地域の小学校の判断だけに委ねずに、もっと多様な教育を認められるような具体的なものが必要なのではないでしょうか。
例えば、高校を出ていない方が大学を目指す場合は「高等学校卒業程度認定試験」(旧大検)を受けて資格を取得することが出来ます。又、何らかの事情で中学校の卒業資格のない子が上級学校(高等学校以上)を目指す場合も同等に「中学校卒業程度認定試験」を受験するシステムになっています。
これは、小学校にも必要ではないでしょうか。小学校卒業程度認定試験。
地域の小学校の校長先生の面談等でもいいですし、ポートフォリオでもいいとも思います。
何らかの事情で小学校の卒業資格を得ることが出来なかった子が、また何らかの事情で地域の中学校に通いたいとなった時の救済措置は必要ではないでしょうか。
地域の公立校の役割とその他の大人の役割
各種学校に分類されるインターナショナルスクール、フリースクール、ホームスクールの子ども達に対して、公立の小学校がすべきことは共通していると思います。
とても大切なひとつの役割は「在籍する子ども達が安心安全に教育を受ける権利を行使しているかどうかの監督」ではないかと思います。
「監督」という言葉を使うと拒絶反応を起こすご家庭もあるかもしれませんが、国として子どもの安心安全を見守る義務がある以上、公立校の先生達は学習と並行して子どもの安全を見守る第三者としての役割がとても大きいと思います。
そして、各種学校に分類されるインターナショナルスクール、フリースクール、ホームスクールで子どもを育てる親たちがすべきことは「子ども達が教育の権利を行使し、安心安全に過ごしていると在籍校に認知してもらうこと」だと思います。
オルタナティブ教育を選択するご家庭と、一般的な公立校の先生達との間では教育観が合わずに意見の対立もあるかもしれません。
でも違う意見であっても、一番大切なのは「子どもファースト」であることです。

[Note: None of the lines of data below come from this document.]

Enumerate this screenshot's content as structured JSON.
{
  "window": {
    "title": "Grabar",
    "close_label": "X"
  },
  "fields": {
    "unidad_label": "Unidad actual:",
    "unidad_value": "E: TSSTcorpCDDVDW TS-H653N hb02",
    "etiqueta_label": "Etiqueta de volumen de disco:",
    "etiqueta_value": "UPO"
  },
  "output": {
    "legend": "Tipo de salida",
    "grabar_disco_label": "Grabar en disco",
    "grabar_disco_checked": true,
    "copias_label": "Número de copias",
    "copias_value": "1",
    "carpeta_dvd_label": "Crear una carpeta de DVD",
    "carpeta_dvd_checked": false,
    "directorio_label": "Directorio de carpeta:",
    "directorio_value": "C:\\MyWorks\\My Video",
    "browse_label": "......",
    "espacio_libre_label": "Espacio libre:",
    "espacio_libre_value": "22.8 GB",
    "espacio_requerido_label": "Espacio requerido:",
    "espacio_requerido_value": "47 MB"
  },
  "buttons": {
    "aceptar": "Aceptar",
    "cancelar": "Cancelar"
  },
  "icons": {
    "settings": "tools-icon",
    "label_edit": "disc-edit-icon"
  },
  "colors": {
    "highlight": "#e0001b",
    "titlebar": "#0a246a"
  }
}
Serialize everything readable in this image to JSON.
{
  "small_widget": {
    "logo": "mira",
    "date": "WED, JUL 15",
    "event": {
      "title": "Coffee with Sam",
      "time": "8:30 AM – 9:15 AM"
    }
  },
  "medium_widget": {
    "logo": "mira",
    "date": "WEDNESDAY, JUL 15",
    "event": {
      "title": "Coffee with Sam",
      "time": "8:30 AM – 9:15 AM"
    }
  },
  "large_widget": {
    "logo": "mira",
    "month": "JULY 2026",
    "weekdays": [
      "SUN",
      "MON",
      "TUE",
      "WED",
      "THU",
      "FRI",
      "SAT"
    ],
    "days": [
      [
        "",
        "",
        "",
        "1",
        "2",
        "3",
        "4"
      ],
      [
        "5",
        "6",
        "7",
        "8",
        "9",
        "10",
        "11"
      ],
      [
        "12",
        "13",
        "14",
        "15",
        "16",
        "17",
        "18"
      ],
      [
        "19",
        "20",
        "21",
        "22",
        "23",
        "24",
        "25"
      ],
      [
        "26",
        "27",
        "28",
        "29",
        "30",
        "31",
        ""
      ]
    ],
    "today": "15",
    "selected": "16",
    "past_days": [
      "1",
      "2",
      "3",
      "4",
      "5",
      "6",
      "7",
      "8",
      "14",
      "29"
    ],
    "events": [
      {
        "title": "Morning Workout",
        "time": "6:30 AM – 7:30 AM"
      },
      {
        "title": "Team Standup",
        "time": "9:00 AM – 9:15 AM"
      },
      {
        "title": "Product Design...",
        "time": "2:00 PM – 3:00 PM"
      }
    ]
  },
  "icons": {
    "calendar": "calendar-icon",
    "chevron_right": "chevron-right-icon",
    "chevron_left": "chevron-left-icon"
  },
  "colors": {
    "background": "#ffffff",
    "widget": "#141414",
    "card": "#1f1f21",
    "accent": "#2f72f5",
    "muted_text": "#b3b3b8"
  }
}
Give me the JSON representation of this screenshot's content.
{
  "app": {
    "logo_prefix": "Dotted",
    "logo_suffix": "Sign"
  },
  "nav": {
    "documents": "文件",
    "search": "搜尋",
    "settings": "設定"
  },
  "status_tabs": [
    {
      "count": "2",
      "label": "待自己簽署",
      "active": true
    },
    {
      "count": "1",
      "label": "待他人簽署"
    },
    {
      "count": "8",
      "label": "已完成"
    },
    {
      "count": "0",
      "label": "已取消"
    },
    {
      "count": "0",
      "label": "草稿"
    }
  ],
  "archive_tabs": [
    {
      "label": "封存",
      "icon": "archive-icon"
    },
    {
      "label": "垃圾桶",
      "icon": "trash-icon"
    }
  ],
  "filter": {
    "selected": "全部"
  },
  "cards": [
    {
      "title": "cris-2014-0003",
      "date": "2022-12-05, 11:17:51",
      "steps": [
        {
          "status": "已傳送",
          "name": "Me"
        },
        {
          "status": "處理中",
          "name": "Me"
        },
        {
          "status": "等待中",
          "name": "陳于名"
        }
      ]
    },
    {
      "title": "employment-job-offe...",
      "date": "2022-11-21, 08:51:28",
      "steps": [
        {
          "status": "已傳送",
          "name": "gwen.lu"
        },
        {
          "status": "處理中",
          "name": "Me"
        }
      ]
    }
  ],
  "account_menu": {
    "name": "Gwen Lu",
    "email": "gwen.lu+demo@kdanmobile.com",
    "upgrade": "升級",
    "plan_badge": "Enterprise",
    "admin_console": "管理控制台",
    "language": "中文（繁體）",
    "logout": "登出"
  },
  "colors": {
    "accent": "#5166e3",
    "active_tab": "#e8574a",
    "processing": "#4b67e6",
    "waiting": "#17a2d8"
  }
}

意見の食い違いがあっても、子どものためにお互いの考えを共有し続けることがとても大切です。
特別何らかの事情でどうしても学校との面談を拒絶するご家庭があるとすれば、それはソーシャルワーカーさんなどが、代わりに行うことも必要でしょう。民間組織が入ることも必要かもしれません。
義務教育における多様な教育はまだまだ、守られるためのシステムが必要な気がしています。